Tori - Ignatia, (2019)

por Vinícius Oliveira Rocha

publicado originalmente no Culture Mix


Três anos se passaram desde que Tori (ou Vitória Nogueira) despontou no cenário alternativo aracajuano com seu EP de estreia Akoya. A neo-psicodelia infundida de doses de dream pop, shoegaze e folk mostravam que a artista tinha muito a dizer mesmo com sua tenra de idade (e três anos depois ela ainda é extraordinariamente jovem para tamanho talento).

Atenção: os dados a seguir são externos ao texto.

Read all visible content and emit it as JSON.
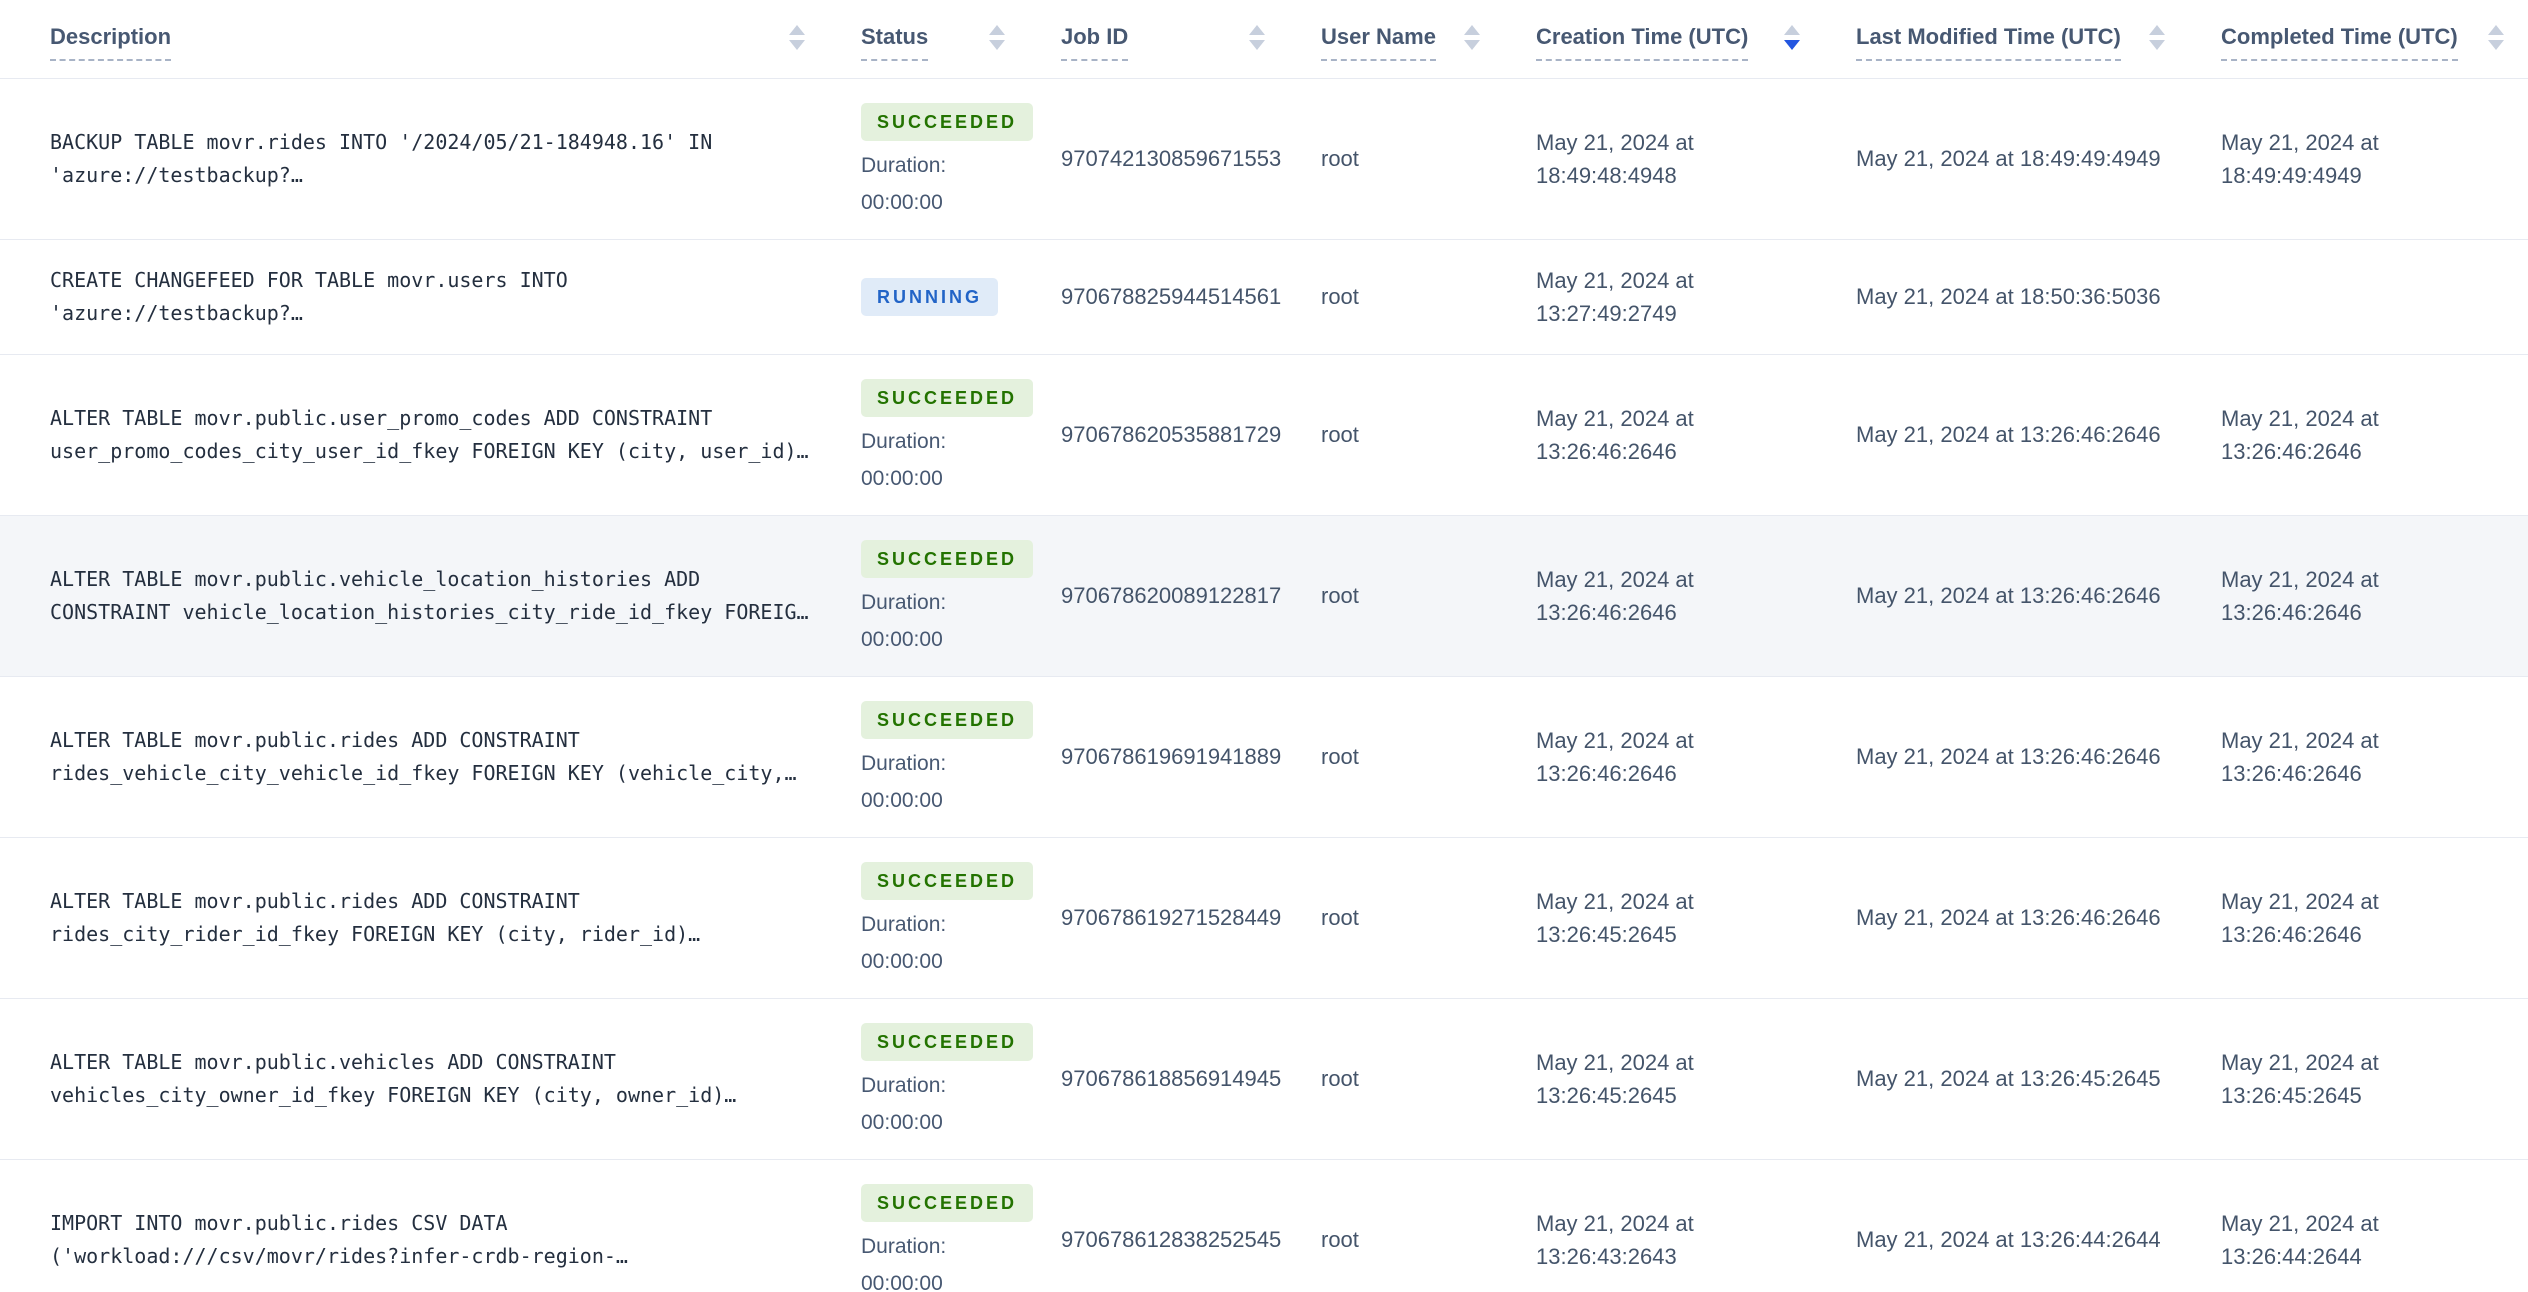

Pula para 2019. Ignatia veio ao mundo, e só reitera o talento de Tori em criar paisagens tanto cósmicas quanto intimistas. Da vírgula que sucede o título do álbum para os vocais que explicam o conceito do ponto em Sobre o Ponto, há uma ideia de continuidade e recomeço que percorre os (curtos) 27 minutos do disco.

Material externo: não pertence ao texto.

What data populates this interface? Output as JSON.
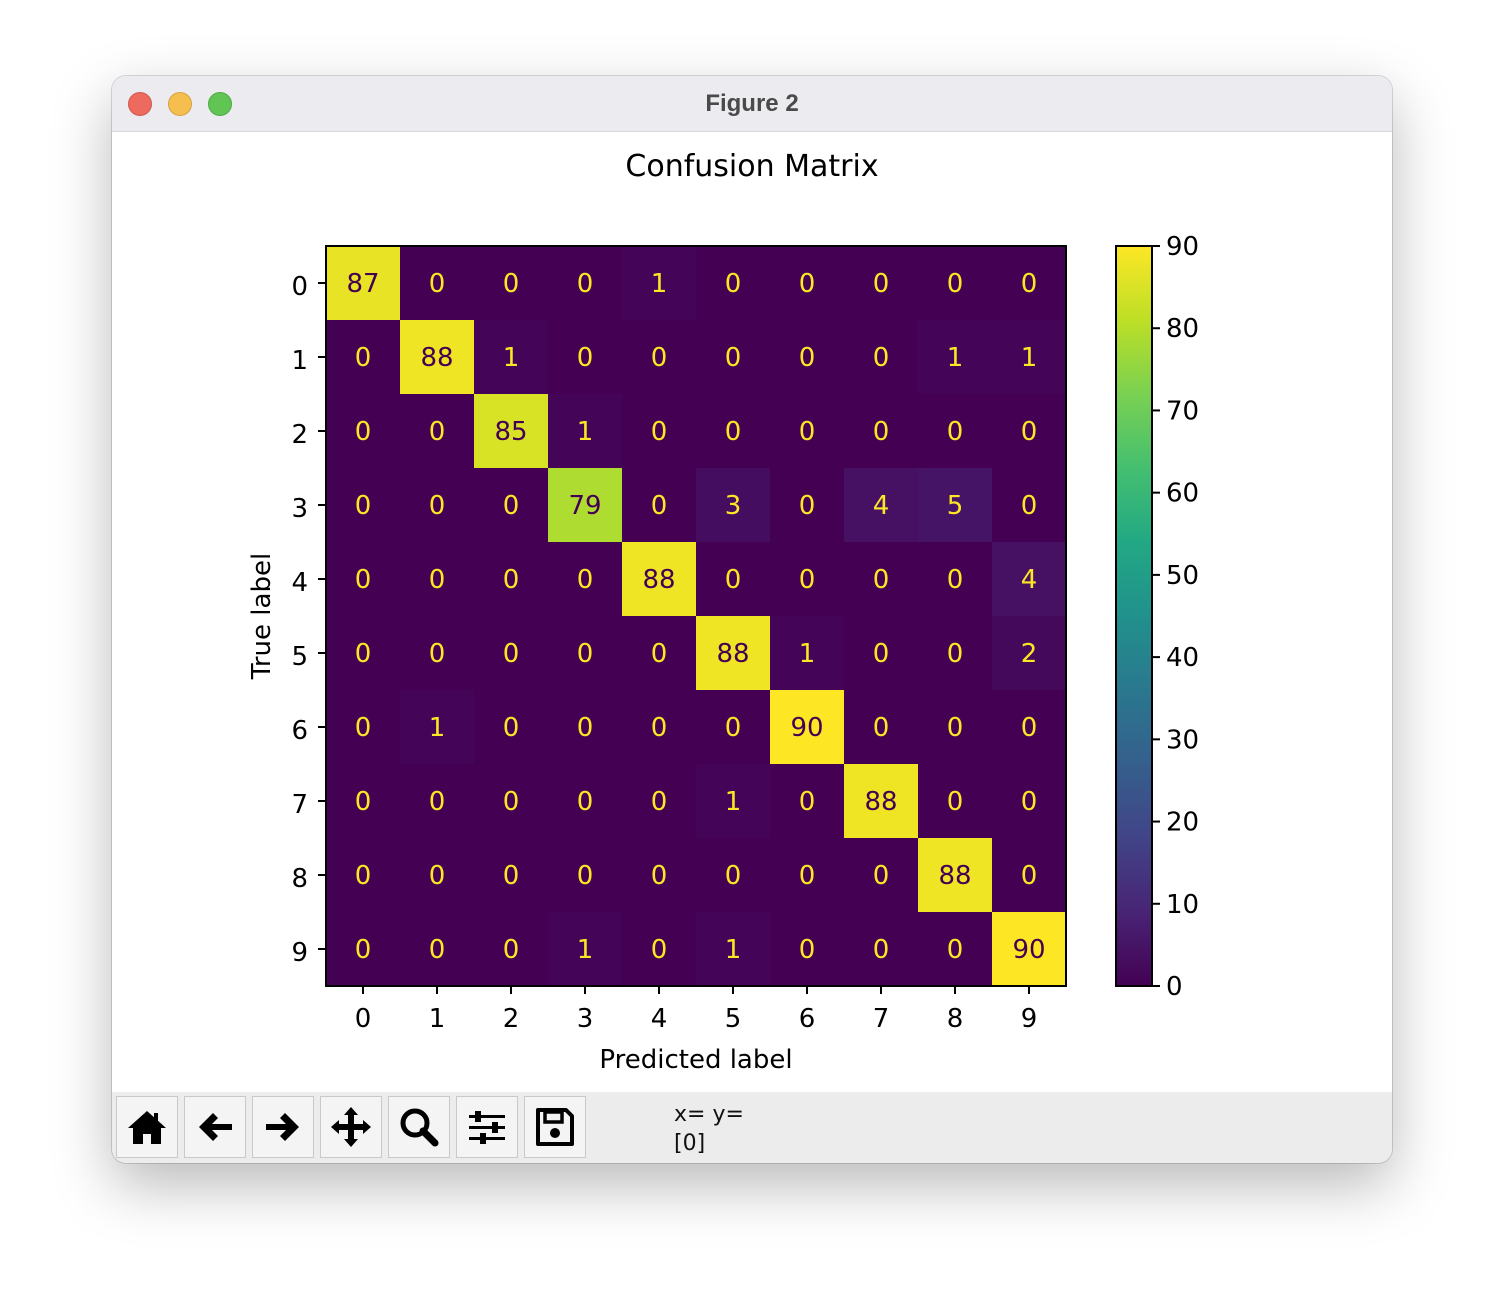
{
  "window": {
    "title": "Figure 2"
  },
  "chart_data": {
    "type": "heatmap",
    "title": "Confusion Matrix",
    "xlabel": "Predicted label",
    "ylabel": "True label",
    "x_categories": [
      "0",
      "1",
      "2",
      "3",
      "4",
      "5",
      "6",
      "7",
      "8",
      "9"
    ],
    "y_categories": [
      "0",
      "1",
      "2",
      "3",
      "4",
      "5",
      "6",
      "7",
      "8",
      "9"
    ],
    "values": [
      [
        87,
        0,
        0,
        0,
        1,
        0,
        0,
        0,
        0,
        0
      ],
      [
        0,
        88,
        1,
        0,
        0,
        0,
        0,
        0,
        1,
        1
      ],
      [
        0,
        0,
        85,
        1,
        0,
        0,
        0,
        0,
        0,
        0
      ],
      [
        0,
        0,
        0,
        79,
        0,
        3,
        0,
        4,
        5,
        0
      ],
      [
        0,
        0,
        0,
        0,
        88,
        0,
        0,
        0,
        0,
        4
      ],
      [
        0,
        0,
        0,
        0,
        0,
        88,
        1,
        0,
        0,
        2
      ],
      [
        0,
        1,
        0,
        0,
        0,
        0,
        90,
        0,
        0,
        0
      ],
      [
        0,
        0,
        0,
        0,
        0,
        1,
        0,
        88,
        0,
        0
      ],
      [
        0,
        0,
        0,
        0,
        0,
        0,
        0,
        0,
        88,
        0
      ],
      [
        0,
        0,
        0,
        1,
        0,
        1,
        0,
        0,
        0,
        90
      ]
    ],
    "colormap": "viridis",
    "colorbar": {
      "range": [
        0,
        90
      ],
      "ticks": [
        0,
        10,
        20,
        30,
        40,
        50,
        60,
        70,
        80,
        90
      ]
    }
  },
  "toolbar": {
    "buttons": [
      {
        "name": "home-button",
        "icon": "home-icon"
      },
      {
        "name": "back-button",
        "icon": "arrow-left-icon"
      },
      {
        "name": "forward-button",
        "icon": "arrow-right-icon"
      },
      {
        "name": "pan-button",
        "icon": "move-icon"
      },
      {
        "name": "zoom-button",
        "icon": "magnifier-icon"
      },
      {
        "name": "configure-subplots-button",
        "icon": "sliders-icon"
      },
      {
        "name": "save-button",
        "icon": "floppy-disk-icon"
      }
    ],
    "coords_line1": "x= y=",
    "coords_line2": "[0]"
  }
}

Amparada por Júlia Rocha nos teclados, Beatriz Linhares no baixo, Ricardo Ramos na guitarra e Alexandre Damasceno na bateria, Tori faz uma obra fluida, quase como se contando uma única história - e seus versos existencialistas e sentimentais, embora esparsos durante este álbum predominantemente instrumental, são a prova disso. O álbum começa curiosamente contido, como se segurasse em seus devaneios e ponderações, mas é na tríade Sobre o Ponto / . / Cosmonauta Gagarin Decidiu Não Voltar que ele exibe sua verdadeira força e face.

Em seu primoroso disco, Tori se reafirma como um dos melhores e principais nomes da cena musical aracajuana, mostrando que a boa produção alternativa nacional definitivamente não está limitada ao Sul-Sudeste.